Turn the dial on your the time machine to May 2015. It's a spring morning and David Cameron, against all the odds, is walking up Downing Street. He's just been to Buckingham Palace, where the Queen has handed over the keys to the sole tenancy of Downing Street.
You've probably watched the telly for a few hours and seen dozens of Eurosceptic Tory MPs wandering into the TV studios, bragging about their election manifestos, written in their own blood. In the face of Cameron's 2010 'stop obsessing about Europe', they had been rabbiting on about it for five years. Many have promised their electorate they would vote to exit the EU no matter what was on offer.

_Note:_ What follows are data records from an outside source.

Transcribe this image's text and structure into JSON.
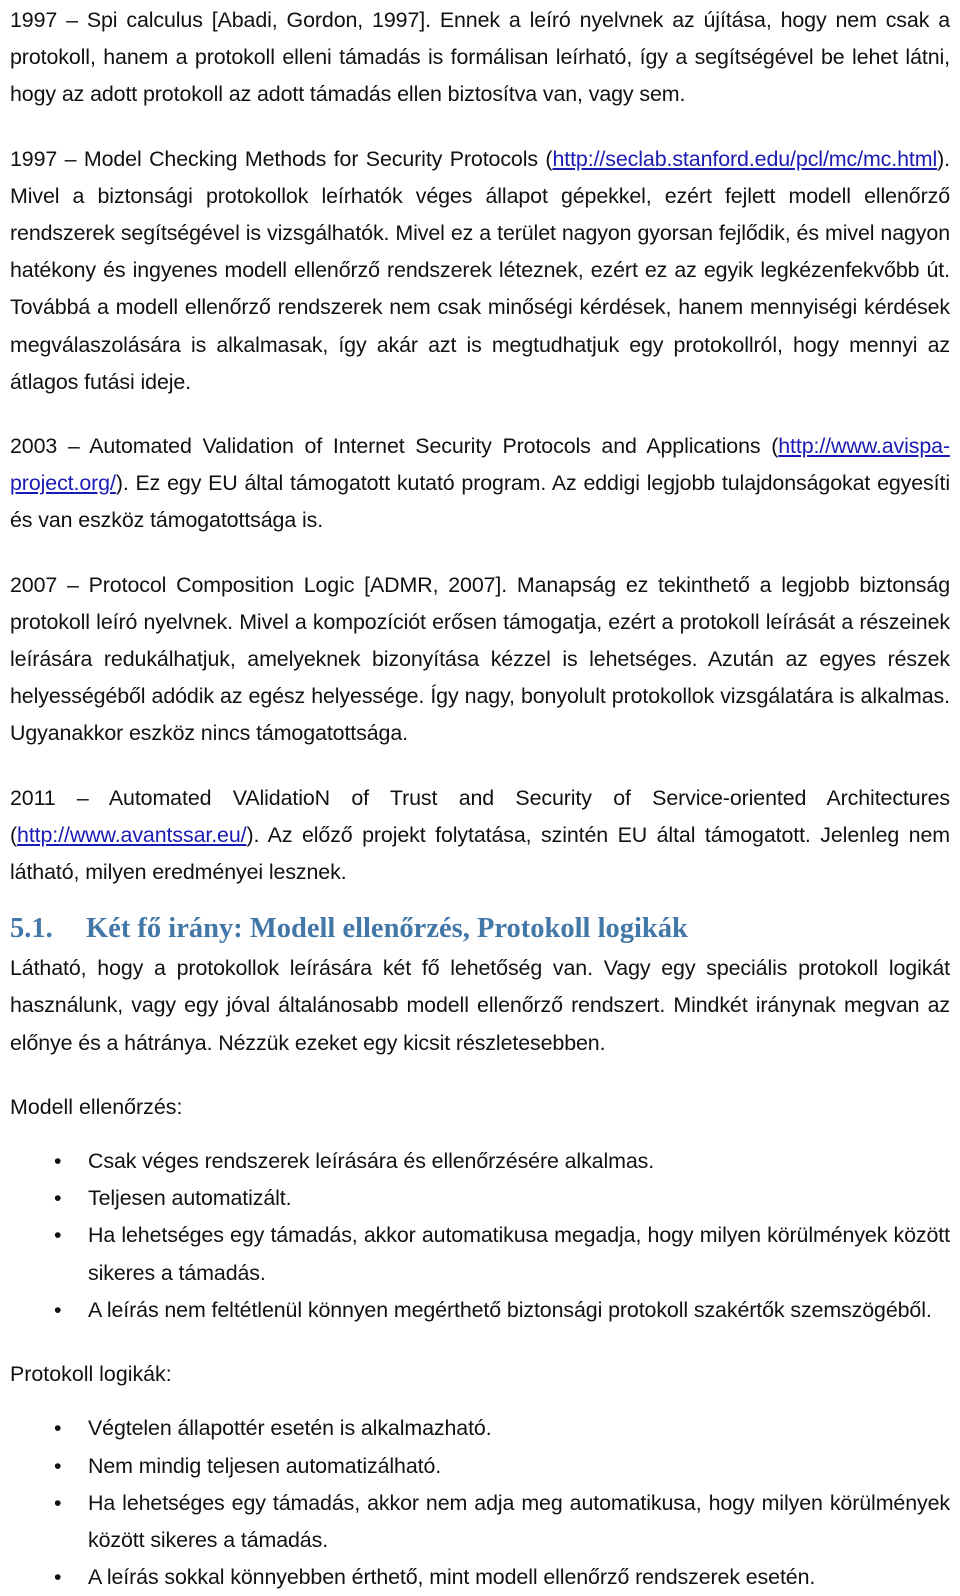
{
  "document": {
    "paragraphs": [
      {
        "id": "p-1997-spi",
        "segments": [
          {
            "type": "text",
            "text": "1997 – Spi calculus [Abadi, Gordon, 1997]. Ennek a leíró nyelvnek az újítása, hogy nem csak a protokoll, hanem a protokoll elleni támadás is formálisan leírható, így a segítségével be lehet látni, hogy az adott protokoll az adott támadás ellen biztosítva van, vagy sem."
          }
        ]
      },
      {
        "id": "p-1997-model-checking",
        "segments": [
          {
            "type": "text",
            "text": "1997 – Model Checking Methods for Security Protocols ("
          },
          {
            "type": "link",
            "text": "http://seclab.stanford.edu/pcl/mc/mc.html"
          },
          {
            "type": "text",
            "text": "). Mivel a biztonsági protokollok leírhatók véges állapot gépekkel, ezért fejlett modell ellenőrző rendszerek segítségével is vizsgálhatók. Mivel ez a terület nagyon gyorsan fejlődik, és mivel nagyon hatékony és ingyenes modell ellenőrző rendszerek léteznek, ezért ez az egyik legkézenfekvőbb út. Továbbá a modell ellenőrző rendszerek nem csak minőségi kérdések, hanem mennyiségi kérdések megválaszolására is alkalmasak, így akár azt is megtudhatjuk egy protokollról, hogy mennyi az átlagos futási ideje."
          }
        ]
      },
      {
        "id": "p-2003-avispa",
        "segments": [
          {
            "type": "text",
            "text": "2003 – Automated Validation of Internet Security Protocols and Applications ("
          },
          {
            "type": "link",
            "text": "http://www.avispa-project.org/"
          },
          {
            "type": "text",
            "text": "). Ez egy EU által támogatott kutató program. Az eddigi legjobb tulajdonságokat egyesíti és van eszköz támogatottsága is."
          }
        ]
      },
      {
        "id": "p-2007-pcl",
        "segments": [
          {
            "type": "text",
            "text": "2007 – Protocol Composition Logic [ADMR, 2007]. Manapság ez tekinthető a legjobb biztonság protokoll leíró nyelvnek. Mivel a kompozíciót erősen támogatja, ezért a protokoll leírását a részeinek leírására redukálhatjuk, amelyeknek bizonyítása kézzel is lehetséges. Azután az egyes részek helyességéből adódik az egész helyessége. Így nagy, bonyolult protokollok vizsgálatára is alkalmas. Ugyanakkor eszköz nincs támogatottsága."
          }
        ]
      },
      {
        "id": "p-2011-avantssar",
        "segments": [
          {
            "type": "text",
            "text": "2011 – Automated VAlidatioN of Trust and Security of Service-oriented Architectures ("
          },
          {
            "type": "link",
            "text": "http://www.avantssar.eu/"
          },
          {
            "type": "text",
            "text": "). Az előző projekt folytatása, szintén EU által támogatott. Jelenleg nem látható, milyen eredményei lesznek."
          }
        ]
      }
    ],
    "section": {
      "number": "5.1.",
      "title": "Két fő irány: Modell ellenőrzés, Protokoll logikák",
      "color": "#4277a8"
    },
    "section_intro": "Látható, hogy a protokollok leírására két fő lehetőség van. Vagy egy speciális protokoll logikát használunk, vagy egy jóval általánosabb modell ellenőrző rendszert. Mindkét iránynak megvan az előnye és a hátránya. Nézzük ezeket egy kicsit részletesebben.",
    "list_one": {
      "label": "Modell ellenőrzés:",
      "bullet_glyph": "•",
      "items": [
        "Csak véges rendszerek leírására és ellenőrzésére alkalmas.",
        "Teljesen automatizált.",
        "Ha lehetséges egy támadás, akkor automatikusa megadja, hogy milyen körülmények között sikeres a támadás.",
        "A leírás nem feltétlenül könnyen megérthető biztonsági protokoll szakértők szemszögéből."
      ]
    },
    "list_two": {
      "label": "Protokoll logikák:",
      "bullet_glyph": "•",
      "items": [
        "Végtelen állapottér esetén is alkalmazható.",
        "Nem mindig teljesen automatizálható.",
        "Ha lehetséges egy támadás, akkor nem adja meg automatikusa, hogy milyen körülmények között sikeres a támadás.",
        "A leírás sokkal könnyebben érthető, mint modell ellenőrző rendszerek esetén."
      ]
    },
    "colors": {
      "link": "#1a1ab4",
      "heading": "#4277a8",
      "body_text": "#111111"
    }
  }
}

In 2014 ninety five of them signed a letter to him with terms that would mean a pretty sharpish exit from the EU. That's nearly one-third of the Tory parliamentary party. So in the 2015 General Election no one is surprised to see those ninety-five substantially increased. These MPs will have no interest in any re-negotiations Cameron promised, They want out. They see Cameron returning from Brussels with any deal like Neville Chamberlain returning from Munich in 1938 with his note signed by Herr Hitler.
Cameron 2016/7?
Yet Cameron will be asking the country for a YES vote. Over one third of his parliamentary party and most of the media against him equals some hope!
If he were to lose the vote, it's hard to see how he could survive.
And now I turn the big dial on the time machine back to May 1846. Sir Robert Peel has managed to pass a Bill to repeal the Corn Laws. The result? Peel resigns, his party splits and the Tories are out of power for over 30 years.